I wish I had never done it. I had wondered how many kids with Arthrogryposis were aborted, but it’s not a thought I ever entertained long enough to actually spend any real time processing it. The first two search results took me to blog posts written by parents who had terminated their pregnancies due to their child’s Arthrogryposis. I read as these parents described how they feared their children would suffer too much to allow them to live. I read them describe everything that my daughter experiences daily and determine that their child’s life should be terminated because of those disabilities. I even read a mother explain that she understood more about what God the Father did by sacrificing His son, Jesus, because she terminated her pregnancy. I couldn’t believe what I was reading. People are actually saying that ending the life of a child with disabilities is more God-honoring than allowing them to live. I was broken, but I couldn’t pull my eyes from the screen. I just kept reading and scrolling and scrolling and scrolling and…
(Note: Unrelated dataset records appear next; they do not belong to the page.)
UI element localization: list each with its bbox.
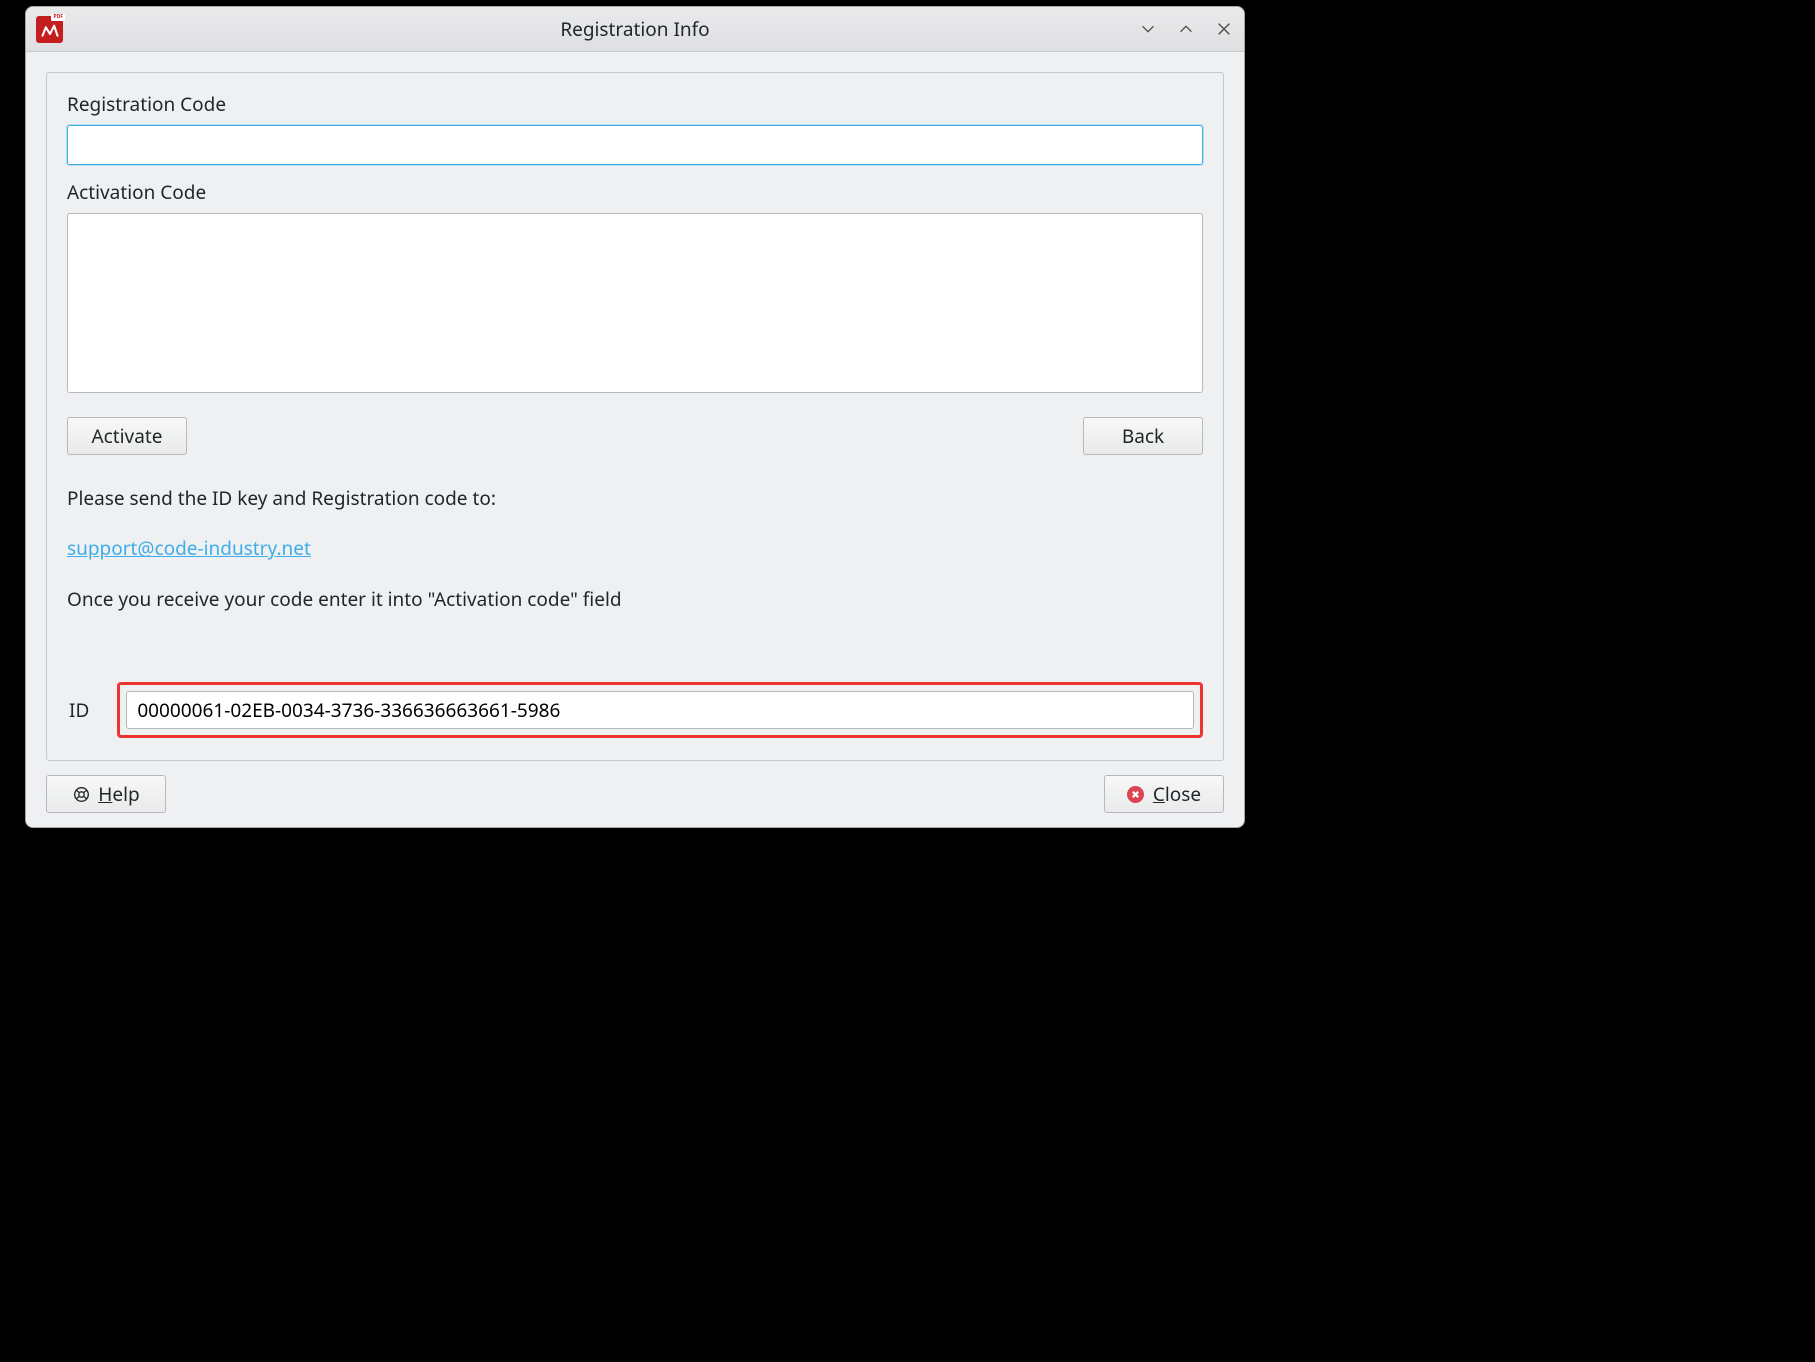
- app-icon: PDF: [36, 16, 63, 43]
- id-input[interactable]: [126, 691, 1194, 729]
- app-icon-badge: PDF: [51, 14, 65, 21]
- window-title: Registration Info: [26, 16, 1244, 42]
- action-button-row: Activate Back: [67, 417, 1203, 455]
- activation-code-input[interactable]: [67, 213, 1203, 393]
- maximize-button[interactable]: [1176, 19, 1196, 39]
- registration-code-input[interactable]: [67, 125, 1203, 165]
- titlebar: PDF Registration Info: [26, 7, 1244, 52]
- help-button[interactable]: Help: [46, 775, 166, 813]
- activation-code-label: Activation Code: [67, 179, 1203, 205]
- dialog-content: Registration Code Activation Code Activa…: [26, 52, 1244, 827]
- dialog-footer: Help Close: [46, 775, 1224, 813]
- support-email-link[interactable]: support@code-industry.net: [67, 533, 311, 563]
- id-highlight-frame: [117, 682, 1203, 738]
- activate-button[interactable]: Activate: [67, 417, 187, 455]
- close-window-button[interactable]: [1214, 19, 1234, 39]
- close-button-label: Close: [1153, 781, 1201, 807]
- chevron-up-icon: [1177, 20, 1195, 38]
- help-button-label: Help: [98, 781, 139, 807]
- registration-code-label: Registration Code: [67, 91, 1203, 117]
- instruction-line-1: Please send the ID key and Registration …: [67, 483, 1203, 513]
- titlebar-controls: [1138, 19, 1234, 39]
- back-button[interactable]: Back: [1083, 417, 1203, 455]
- minimize-button[interactable]: [1138, 19, 1158, 39]
- close-icon: [1215, 20, 1233, 38]
- chevron-down-icon: [1139, 20, 1157, 38]
- close-dialog-icon: [1127, 785, 1145, 803]
- form-group: Registration Code Activation Code Activa…: [46, 72, 1224, 761]
- close-button[interactable]: Close: [1104, 775, 1224, 813]
- instruction-line-2: Once you receive your code enter it into…: [67, 584, 1203, 614]
- help-icon: [72, 785, 90, 803]
- registration-info-dialog: PDF Registration Info Registration Code …: [25, 6, 1245, 828]
- id-label: ID: [67, 697, 89, 723]
- instruction-text: Please send the ID key and Registration …: [67, 483, 1203, 614]
- id-row: ID: [67, 682, 1203, 738]
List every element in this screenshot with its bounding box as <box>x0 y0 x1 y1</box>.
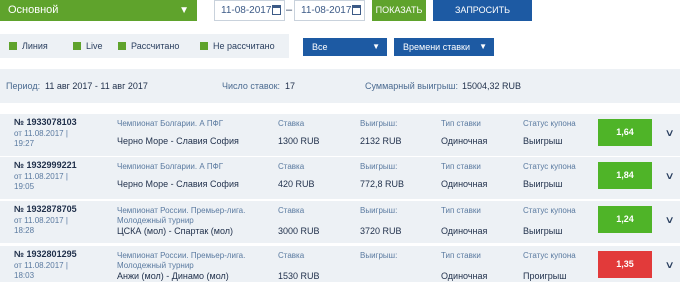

This horrible fear inside of me is that part of the reason that I had never seen this condition before my daughter’s birth is because so many of these beautiful children were wiped from the face of the earth before they were ever given a chance to survive. And I wept. To think that a little boy or little girl’s life could be deemed unworthy is hard for me to stomach. My precious daughter’s life has not been easy. In her seven months of life she’s endured four surgeries and she hasn’t lived more than a week of her life without casts or braces on her body to help her joints and muscles. She spent 34 days in the NICU and she has weekly physical and occupational therapy. And yet, this beautiful little girl is the personification of God’s grace in my life. She is the most joyous person I know and she teaches me every day just a little more about my faith. Does her disability make life difficult? Yes. Do I look forward to the day when this beautiful little girl struggles with her self image because of her contractures, her muscle development, and her scars? No, I don’t. But her life isn’t an inconvenience. It’s not a burden. It’s a beautiful gift from God; the image of God.